Generally, TLS 1.0 and 1.1 should not be used. Two OS providers (Windows XP, Android 4, and below) were disturbingly slow to adopt TLS 1.2, so if this is part of your customer base, beware.

Ciphers

This information is much more likely to be dated. I'll try to keep this short:

Confidentiality

  • (AEAD) AES-GCM: This is usually my all-around cipher. It's decently fast and supports partial acceleration with hardware ADCs / CPUs. AES is generally pretty fast, so it's a good balance of performance and confidentiality. I don't personally think it's worth running anything but 256-bit on modern hardware.
  • (AEAD) ChaCha20: This was developed by Google, and is still "being proven". Generally trusted by the public, this novel cipher suite is fast despite a lack of hardware acceleration.
  • AES-CBC: This has been the "advanced" cipher for confidentiality before AES-GCM. Developed in 1993, this crypto is highly performant and motivated users to move from suites like DES and RC4 by being both more performant and stronger. Like with AES-GCM, I prefer not to use anything but 256-bit on modern hardware
  • Everything else: This is the "don't bother" bucket: RC4, DES, 3DES

Integrity

Generally, AEAD provides an advantage here - SHA3 isn't generally available yet but SHA2 variants should be the only thing used. The more bits the better!

Forward Secrecy

  • ECDHE (Elliptic Curve Diffie Hellman): This should be mandatory with TLS 1.2 unless you have customers with old Android phones and Windows XP.
  • TLS 1.3 lets you select multiple PFS algorithms that are EC-based.

Matters of Practice

Before we move into the Avi-specific configuration, I have a recommendation that is true for all platforms:

Semantic Versioning

Cryptography practices change over time - and some of these changes break compatibility. Semantic versioning provides the capability to support three scales of change:

  • Major Changes: First number in a version. Since the specification is focused on APIs, I'll be more clear here. This is what you'd iterate if you are removing cipher suites or negotiation parameters that might break existing clients
  • Minor Changes: This category would be for tuning and adding support for something new that won't break compatibility. Examples here would be cipher order preference changes or adding new ciphers.
  • Patch Changes: This won't be used much in this case - here's where we'd document a change that matches the Minor Change's intent, like mistakes on cipher order preference.

Let's do it!

Let's move into an example leveraging NSX ALB (Avi Vantage). Here, I'll be creating a "first version," but the practices are the same. First, navigate to Templates -> Security -> SSL/TLS Profile :


Note: I really like this about Avi Vantage, even if I'm not using it here. The security scores here are accurate, albeit capped out - VMware is probably doing this to encourage use of AEAD ciphers:


...but, I'm somewhat old-school. I like using Apache-style cipher strings because they can apply to anything, and everything will run TLS eventually. Here are the cipher strings I'm using - the first is TLS 1.2, the second is TLS 1.3.

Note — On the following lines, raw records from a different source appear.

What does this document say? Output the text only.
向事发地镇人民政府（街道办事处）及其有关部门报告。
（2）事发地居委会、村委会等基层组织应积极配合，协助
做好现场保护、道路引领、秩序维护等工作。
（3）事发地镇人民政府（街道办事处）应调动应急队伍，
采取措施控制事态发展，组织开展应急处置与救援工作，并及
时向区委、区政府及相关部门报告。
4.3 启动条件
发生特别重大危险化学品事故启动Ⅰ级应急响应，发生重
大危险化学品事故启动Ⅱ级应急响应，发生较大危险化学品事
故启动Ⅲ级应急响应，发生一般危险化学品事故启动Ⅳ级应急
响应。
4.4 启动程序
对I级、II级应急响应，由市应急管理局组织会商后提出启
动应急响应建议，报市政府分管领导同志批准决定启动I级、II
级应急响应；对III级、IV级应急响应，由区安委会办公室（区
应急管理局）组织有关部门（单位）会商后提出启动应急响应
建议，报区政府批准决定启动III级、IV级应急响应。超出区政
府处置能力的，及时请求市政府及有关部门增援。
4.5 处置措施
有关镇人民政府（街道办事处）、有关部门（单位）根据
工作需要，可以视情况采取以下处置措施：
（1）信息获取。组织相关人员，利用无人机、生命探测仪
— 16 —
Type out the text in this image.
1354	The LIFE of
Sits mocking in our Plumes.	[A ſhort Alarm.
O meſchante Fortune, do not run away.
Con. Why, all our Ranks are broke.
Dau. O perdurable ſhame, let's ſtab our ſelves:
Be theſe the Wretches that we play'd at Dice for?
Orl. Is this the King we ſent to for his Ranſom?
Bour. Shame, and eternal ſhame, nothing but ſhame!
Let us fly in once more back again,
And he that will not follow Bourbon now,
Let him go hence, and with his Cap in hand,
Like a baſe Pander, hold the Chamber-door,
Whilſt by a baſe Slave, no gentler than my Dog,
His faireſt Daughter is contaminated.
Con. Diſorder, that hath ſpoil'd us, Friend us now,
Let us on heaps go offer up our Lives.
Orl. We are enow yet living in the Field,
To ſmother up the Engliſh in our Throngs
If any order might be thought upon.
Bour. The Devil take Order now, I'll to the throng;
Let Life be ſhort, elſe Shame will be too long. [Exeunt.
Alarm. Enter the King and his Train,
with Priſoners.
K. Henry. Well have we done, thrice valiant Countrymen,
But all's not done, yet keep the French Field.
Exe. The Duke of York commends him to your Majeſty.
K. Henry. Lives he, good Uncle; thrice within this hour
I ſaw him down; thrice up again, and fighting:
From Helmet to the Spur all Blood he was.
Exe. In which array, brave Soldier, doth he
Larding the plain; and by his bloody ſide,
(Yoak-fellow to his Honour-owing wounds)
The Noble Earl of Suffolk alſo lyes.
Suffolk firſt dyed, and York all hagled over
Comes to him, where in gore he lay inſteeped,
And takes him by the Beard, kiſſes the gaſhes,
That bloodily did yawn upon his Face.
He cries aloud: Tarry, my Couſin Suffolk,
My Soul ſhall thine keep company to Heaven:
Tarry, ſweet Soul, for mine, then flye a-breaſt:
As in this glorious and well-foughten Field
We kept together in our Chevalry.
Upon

ECDHE-RSA-AES256-GCM-SHA384:ECDHE-RSA-AES256-SHA384

TLS_AES_256_GCM_SHA384:TLS_CHACHA20_POLY1305_SHA256

One gripe I have here is that Avi won't add the "What If" analysis like F5's TM-OS does (14+ only). Conversely, applying this profile is much easier. To do this, open the virtual service, and navigate to the bottom right:

That's it! Later on, we'll provide examples of coverage reporting for these profiles. In a production-like deployment, these services should be managed with release strategies given that versioning is applied.